My ex won’t let me see our kids even though I have a court order. What can I do?
If your ex is not following court orders there are several ways to force him or her do so.
One option is filing what is called a “motion for order to show cause” with the court. In this motion you tell the court the other side is not obeying its orders and what you want the court to do about it. The court will then issue an “order to show cause” requiring your ex to appear at a court hearing and explain why he or she is not following the order. If the court finds your ex was aware of the order, had the ability to comply, and intentionally disobeyed it the court may impose sanctions to ensure it is obeyed going forward. Such sanctions may include an order that your ex make up the parent-time you were shorted, pay your attorney fees, attend adult education classes about the importance of allowing your children to spend time with both parents, perform community service, pay a fine, and in more extreme cases may even sentence your ex to jail and order a change in custody over to you.

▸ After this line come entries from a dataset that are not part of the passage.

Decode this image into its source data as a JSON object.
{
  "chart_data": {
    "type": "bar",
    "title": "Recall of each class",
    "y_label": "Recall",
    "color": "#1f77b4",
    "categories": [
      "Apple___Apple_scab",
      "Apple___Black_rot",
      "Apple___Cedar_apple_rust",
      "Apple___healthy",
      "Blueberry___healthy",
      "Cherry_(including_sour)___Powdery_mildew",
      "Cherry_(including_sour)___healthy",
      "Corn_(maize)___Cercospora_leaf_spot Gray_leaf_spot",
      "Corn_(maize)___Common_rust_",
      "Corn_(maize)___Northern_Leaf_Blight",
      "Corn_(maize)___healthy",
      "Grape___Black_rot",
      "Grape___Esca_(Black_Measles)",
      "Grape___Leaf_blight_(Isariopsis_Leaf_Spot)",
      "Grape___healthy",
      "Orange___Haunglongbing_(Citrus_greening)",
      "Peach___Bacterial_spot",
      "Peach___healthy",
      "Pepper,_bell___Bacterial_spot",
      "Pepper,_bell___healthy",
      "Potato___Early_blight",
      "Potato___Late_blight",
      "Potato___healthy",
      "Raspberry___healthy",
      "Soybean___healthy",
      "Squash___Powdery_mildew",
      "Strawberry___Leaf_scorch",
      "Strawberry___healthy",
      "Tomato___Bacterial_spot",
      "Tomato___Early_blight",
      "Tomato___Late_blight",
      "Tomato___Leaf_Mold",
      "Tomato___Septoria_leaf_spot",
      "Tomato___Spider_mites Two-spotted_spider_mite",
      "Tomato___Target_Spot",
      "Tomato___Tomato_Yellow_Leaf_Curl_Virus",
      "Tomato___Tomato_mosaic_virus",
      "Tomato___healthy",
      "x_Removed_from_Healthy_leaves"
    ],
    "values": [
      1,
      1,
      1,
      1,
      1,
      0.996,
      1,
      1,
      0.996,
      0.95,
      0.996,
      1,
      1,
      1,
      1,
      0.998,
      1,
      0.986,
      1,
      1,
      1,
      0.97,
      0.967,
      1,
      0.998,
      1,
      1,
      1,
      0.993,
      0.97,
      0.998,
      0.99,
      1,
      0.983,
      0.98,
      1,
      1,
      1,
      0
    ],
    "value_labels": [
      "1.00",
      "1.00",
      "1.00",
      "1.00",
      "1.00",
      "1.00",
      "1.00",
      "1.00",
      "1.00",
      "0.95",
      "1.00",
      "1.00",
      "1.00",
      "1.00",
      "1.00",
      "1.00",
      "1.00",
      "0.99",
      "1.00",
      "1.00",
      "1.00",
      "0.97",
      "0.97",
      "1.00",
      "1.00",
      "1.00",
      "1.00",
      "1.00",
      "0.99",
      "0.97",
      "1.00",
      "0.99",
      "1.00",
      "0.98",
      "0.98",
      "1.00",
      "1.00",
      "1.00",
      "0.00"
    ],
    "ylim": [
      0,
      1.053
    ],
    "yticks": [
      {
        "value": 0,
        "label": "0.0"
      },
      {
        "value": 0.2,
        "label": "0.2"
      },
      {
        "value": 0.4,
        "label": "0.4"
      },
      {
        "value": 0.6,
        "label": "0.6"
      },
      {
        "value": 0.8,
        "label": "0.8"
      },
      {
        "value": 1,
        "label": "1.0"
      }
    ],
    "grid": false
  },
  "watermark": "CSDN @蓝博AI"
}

Another option is reporting your ex to the police for “custodial interference.” Under Utah Code 76-5-303, it is a crime for a parent to disobey a custody order. Unfortunately, police departments are hit and miss about pressing charges. Some departments will not do anything other than make a report that you are being denied contact with your kids and tell you to take it up with the judge in your civil case while others will press charges and hold your ex accountable. If you want to maximize your chances of the police taking action it is important that you keep a copy of your court order with you to show them what is required and that your order clearly specify who is entitled to custody of the kids at a given point in time.
If your ex develops a pattern of interfering with your court ordered parent-time rights you may be able to persuade the Judge to order a change in custody altogether.